Autour de ce concept de robe maudite qui aurait pu servir d’intrigue à un épisode de Creepshow ou quelconque autre anthologie d’horreur à l’ancienne, Strickland élabore tout un univers largement inspiré d’une esthétique seventies progressivement parasitée par des délires expérimentaux, à la fois fascinants et inquiétants. On a régulier l’impression que le réalisateur se débat avec les deux versants de sa personnalité artistique, et parfois l’écrin soyeux du Strickland fétichiste sincère se retrouve vandalisé par l’absurde facétieux du Strickland tendance Quentin Dupieux. Certains amateurs du premier versant auraient préféré dix minutes de plus de la première partie aux cinquante minutes cocasses de la seconde, d’autres spectateurs dans un état d’hypnose profond reconnaîtront qu’il y a du génie dans IN FABRIC, même lorsque le rêve de cinéphile tourne à la divagation de fumeur de moquette.
FREAKS
The last but not the least, terminons avec FREAKS qui a remporté cette année les trois prix dédiés aux longs-métrages.
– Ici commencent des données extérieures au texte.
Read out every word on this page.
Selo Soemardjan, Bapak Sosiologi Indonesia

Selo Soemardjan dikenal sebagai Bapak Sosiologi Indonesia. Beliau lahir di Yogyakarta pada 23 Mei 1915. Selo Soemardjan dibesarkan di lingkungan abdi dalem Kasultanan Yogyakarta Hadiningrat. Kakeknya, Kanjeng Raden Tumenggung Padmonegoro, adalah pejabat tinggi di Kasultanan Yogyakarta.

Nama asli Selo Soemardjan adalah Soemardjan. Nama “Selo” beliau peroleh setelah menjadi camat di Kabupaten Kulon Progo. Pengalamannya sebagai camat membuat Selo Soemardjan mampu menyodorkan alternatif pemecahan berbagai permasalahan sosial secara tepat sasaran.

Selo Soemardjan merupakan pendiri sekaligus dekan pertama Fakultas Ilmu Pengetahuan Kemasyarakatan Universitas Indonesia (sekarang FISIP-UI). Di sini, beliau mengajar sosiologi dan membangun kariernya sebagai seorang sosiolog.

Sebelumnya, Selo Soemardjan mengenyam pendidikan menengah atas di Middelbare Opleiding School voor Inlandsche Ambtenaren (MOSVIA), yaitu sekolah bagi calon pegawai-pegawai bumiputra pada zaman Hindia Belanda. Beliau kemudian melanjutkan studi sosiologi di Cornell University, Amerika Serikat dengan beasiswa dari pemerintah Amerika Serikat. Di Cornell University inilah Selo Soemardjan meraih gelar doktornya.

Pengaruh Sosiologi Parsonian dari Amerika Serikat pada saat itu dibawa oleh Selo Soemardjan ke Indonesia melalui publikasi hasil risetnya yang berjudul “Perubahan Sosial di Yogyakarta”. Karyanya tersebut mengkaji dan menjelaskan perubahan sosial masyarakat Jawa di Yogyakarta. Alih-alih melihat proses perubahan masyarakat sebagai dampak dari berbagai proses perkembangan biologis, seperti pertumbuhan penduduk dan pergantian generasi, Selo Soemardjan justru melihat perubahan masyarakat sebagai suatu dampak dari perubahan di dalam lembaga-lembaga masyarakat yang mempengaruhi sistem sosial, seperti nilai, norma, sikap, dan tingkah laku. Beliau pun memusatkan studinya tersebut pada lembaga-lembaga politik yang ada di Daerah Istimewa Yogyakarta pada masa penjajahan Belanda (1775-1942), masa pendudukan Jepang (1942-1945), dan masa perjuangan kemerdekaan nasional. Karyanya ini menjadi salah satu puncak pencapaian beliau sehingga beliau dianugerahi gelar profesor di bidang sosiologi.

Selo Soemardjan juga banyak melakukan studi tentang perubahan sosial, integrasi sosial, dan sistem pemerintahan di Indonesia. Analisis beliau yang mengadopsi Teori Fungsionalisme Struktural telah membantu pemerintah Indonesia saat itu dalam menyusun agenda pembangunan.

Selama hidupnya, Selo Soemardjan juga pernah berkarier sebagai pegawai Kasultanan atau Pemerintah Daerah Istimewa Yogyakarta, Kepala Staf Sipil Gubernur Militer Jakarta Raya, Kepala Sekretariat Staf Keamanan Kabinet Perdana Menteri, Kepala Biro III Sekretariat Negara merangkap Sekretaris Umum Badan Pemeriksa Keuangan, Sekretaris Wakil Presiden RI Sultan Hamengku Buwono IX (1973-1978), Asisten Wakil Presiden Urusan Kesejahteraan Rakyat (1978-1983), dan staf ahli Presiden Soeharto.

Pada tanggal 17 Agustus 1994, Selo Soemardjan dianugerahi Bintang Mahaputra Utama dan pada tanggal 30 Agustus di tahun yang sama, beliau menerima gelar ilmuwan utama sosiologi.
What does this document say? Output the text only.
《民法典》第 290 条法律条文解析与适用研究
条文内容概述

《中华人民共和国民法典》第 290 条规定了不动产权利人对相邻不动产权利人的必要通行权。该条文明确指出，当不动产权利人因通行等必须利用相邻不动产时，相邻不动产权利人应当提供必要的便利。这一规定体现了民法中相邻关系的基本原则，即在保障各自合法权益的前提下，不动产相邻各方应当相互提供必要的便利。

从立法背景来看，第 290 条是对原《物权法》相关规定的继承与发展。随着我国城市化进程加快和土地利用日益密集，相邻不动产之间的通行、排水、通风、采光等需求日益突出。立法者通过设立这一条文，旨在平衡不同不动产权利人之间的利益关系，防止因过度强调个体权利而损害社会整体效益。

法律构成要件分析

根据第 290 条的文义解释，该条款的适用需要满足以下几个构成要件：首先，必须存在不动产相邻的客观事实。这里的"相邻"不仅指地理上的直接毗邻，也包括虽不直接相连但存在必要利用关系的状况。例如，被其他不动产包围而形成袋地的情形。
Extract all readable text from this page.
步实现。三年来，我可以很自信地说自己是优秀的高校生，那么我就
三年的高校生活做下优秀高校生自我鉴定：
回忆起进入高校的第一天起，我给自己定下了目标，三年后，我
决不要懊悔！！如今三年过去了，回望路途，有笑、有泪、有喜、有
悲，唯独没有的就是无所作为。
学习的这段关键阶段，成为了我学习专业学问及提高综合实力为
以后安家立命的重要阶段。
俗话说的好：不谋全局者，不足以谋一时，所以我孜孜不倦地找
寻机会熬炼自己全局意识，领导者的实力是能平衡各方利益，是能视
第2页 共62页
S’il fallait trouver une tagline à placer sur l’affiche pour permettre au public de situer le genre du film, on pourrait écrire que Zach Lipovsky et Adam B.Stein ont réalisé le chaînon manquant entre X-Men et Midnight Special. En effet, comme X-Men, FREAKS prend place dans un monde où certains individus ont développés divers pouvoirs paranormaux, et comme Midnight Special, le récit choisit de traiter ce concept par un angle intimiste en se focalisant sur un enfant et son père.
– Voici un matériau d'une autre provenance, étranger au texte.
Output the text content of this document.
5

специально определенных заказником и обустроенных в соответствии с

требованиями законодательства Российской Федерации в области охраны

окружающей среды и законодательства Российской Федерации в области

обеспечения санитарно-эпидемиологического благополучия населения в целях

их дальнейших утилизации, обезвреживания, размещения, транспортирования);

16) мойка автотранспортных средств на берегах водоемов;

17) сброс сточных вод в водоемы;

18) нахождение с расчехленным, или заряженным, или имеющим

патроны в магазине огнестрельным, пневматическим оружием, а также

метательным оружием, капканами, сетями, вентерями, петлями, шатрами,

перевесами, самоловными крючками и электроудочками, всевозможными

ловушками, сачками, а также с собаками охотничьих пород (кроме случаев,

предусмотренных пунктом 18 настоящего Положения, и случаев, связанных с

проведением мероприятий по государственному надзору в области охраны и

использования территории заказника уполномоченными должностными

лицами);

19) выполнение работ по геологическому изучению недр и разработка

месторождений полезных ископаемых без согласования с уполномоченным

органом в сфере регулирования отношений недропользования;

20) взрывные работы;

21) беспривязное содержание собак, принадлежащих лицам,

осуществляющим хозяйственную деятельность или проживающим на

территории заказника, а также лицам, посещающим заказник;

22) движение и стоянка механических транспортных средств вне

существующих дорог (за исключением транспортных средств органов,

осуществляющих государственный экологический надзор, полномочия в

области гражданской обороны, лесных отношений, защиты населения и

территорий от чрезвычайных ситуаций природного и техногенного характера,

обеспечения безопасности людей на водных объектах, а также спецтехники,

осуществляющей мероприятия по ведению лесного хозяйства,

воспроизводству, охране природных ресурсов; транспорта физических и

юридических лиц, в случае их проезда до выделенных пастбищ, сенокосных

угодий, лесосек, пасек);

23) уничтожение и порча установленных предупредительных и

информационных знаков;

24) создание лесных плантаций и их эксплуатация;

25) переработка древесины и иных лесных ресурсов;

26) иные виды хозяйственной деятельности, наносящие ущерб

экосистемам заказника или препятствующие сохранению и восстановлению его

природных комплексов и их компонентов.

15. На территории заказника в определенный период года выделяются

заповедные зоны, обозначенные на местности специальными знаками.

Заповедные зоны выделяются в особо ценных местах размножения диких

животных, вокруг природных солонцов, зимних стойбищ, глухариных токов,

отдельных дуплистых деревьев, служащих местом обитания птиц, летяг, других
La comparaison s’arrête ici, car Lipovsky et Stein ont pris soin qu’élaborer un scénario sinueux où le concept science-fictionnel n’est pas établi de manière explicite et convenue dans la première partie. Par son point de vue à la hauteur de sa protagoniste, âgée d’à peine sept ans, FREAKS nous laisse progressivement sortir du cadre étouffant d’une maison barricadée pour découvrir le monde alentour. Grâce au choix de ce regard candide, le duo de réalisateurs réussit à faire s’entremêler la violence et la poésie, l’espoir et la paranoïa, jusqu’au final grandiose, parmi les plus tendus et les plus émouvants que nous aura proposé le cinéma américain dans ce domaine. Dimanche soir, il y avait une personne sur la scène du Max Linder qui était particulièrement touchée des trois prix obtenus par le film. Il s’agissait de Lexy Kolker qui du haut de ses neuf ans avait fait le voyage jusqu’à Paris, et recueillait avec un grand sourire les applaudissements d’un public enchanté d’avoir découvert sur grand écran, les premiers pas d’une merveilleuse actrice.